Nissan Warns Sunderland Plant of Rising Costs

Nissan executive warns on future work for Sunderland plant amid rising costs for businesses in UK. A warning has been made over future work for Nissan’s Sunderland plant, despite the factory announcing its highest number of new apprentices.

The automotive giant has announced 140 apprenticeship positions in a variety of roles, winning praise from a Government Minister and saying the roles are an investment in the “talent of the future”. But the company’s chief operating officer Ashwani Gupta has sounded a note of caution over future work at Sunderland, saying that rising business costs in the UK could affect the decision on where it made future models of the Juke and Qashqai.

Nissan has invested hundreds of millions of pounds into the Sunderland plant in recent years, opening a new production line and committing to a major plan to build electric vehicles in the North East.

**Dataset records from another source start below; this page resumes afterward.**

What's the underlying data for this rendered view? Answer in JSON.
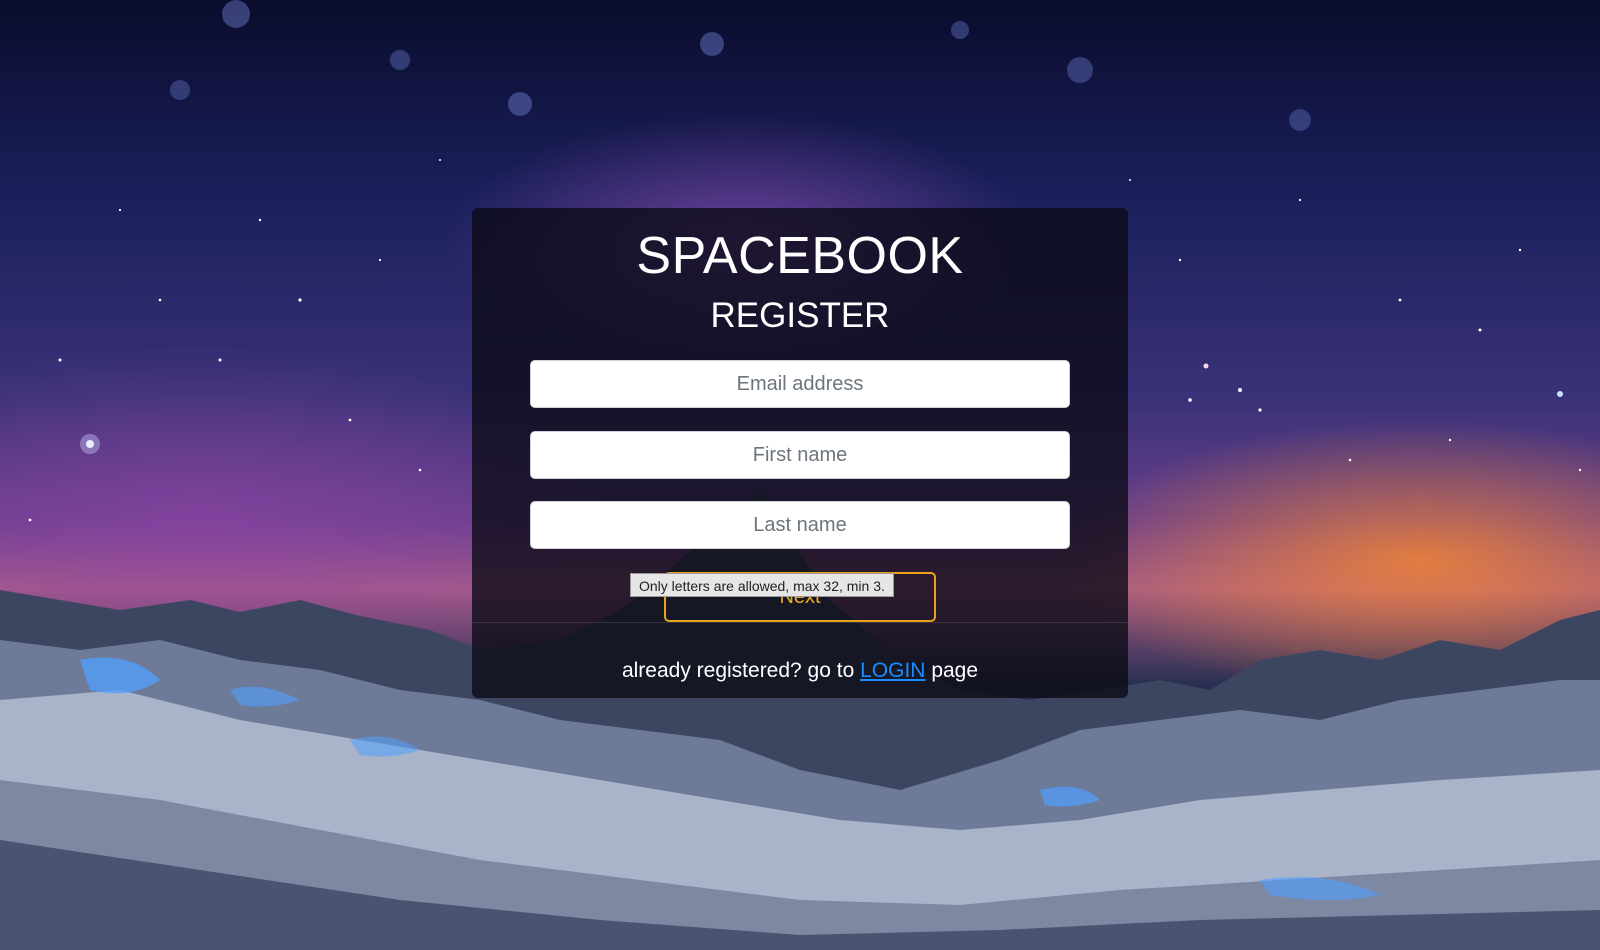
{
  "app": {
    "brand": "SPACEBOOK"
  },
  "register_form": {
    "title": "REGISTER",
    "email_placeholder": "Email address",
    "first_name_placeholder": "First name",
    "last_name_placeholder": "Last name",
    "next_label": "Next",
    "validation_tooltip": "Only letters are allowed, max 32, min 3."
  },
  "footer": {
    "prefix": "already registered? go to",
    "login_link": "LOGIN",
    "suffix": "page"
  },
  "colors": {
    "button_accent": "#e8a317",
    "link": "#1a8cff"
  },
  "background": {
    "icon": "starry-mountain-background"
  }
}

But Mr Gupta told the BBC that the company “needed to have the economics to justify it” before it committed to producing new models at Sunderland ahead of other factories in different parts of the world. Nissan has this week signed up to a new model of its alliance with Renault, giving it access to more than 40 manufacturing plants around the world. Competition for automotive jobs between countries is heating up, with the US offering big incentives to car makers to site their plants in America, while the EU is also thought to be lining up sweeteners.

Mr Gupta’s intervention is not unusual for Nissan or him personally. After the Brexit referendum he warned that a no-deal exit from the EU would be bad for the firm, only to say in early 2021 that the last-gasp deal agreed by Boris Johnson’s Government had made the UK a good place to make cars.

The Sunderland plant has always had to beat off competition from other factories to win new models since its opening in 1986, generally winning out due to its high levels of efficiency. Locally, this week has seen the company announcing its new apprenticeship intake and plan for its future.

Alan Johnson, Nissan’s vice president for manufacturing at Sunderland, said: “There has never been a more exciting time to join our team. A place on our apprenticeship scheme brings an opportunity to progress within Nissan and to help shape our electrified future.”

The announcement has been praised by Apprenticeships and Skills Minister Robert Halfon, who visited the plant on Monday.

He said: “Nissan’s forward-looking investment in Sunderland is symbolic of the industrial power of the North East, and they have provided a ladder of opportunity to over 2,000 apprentices in the region so far. It is really pleasing to see the company back that up with this commitment to future talent.”

The announcement from Nissan came as the plant’s global corporation finalised details of its revised partnership with Renault group, which sees the companies equalising shareholdings at 15%, and Nissan taking a stake in Ampere, an electric vehicle and software company founded by Renault.

The Nissan-Renault alliance began in 1999, a time when the Japanese car maker was in tough financial straits. But recent disparities have caused friction, especially after Nissan became far more profitable than Renault. The alliance also includes smaller Japanese automaker Mitsubishi.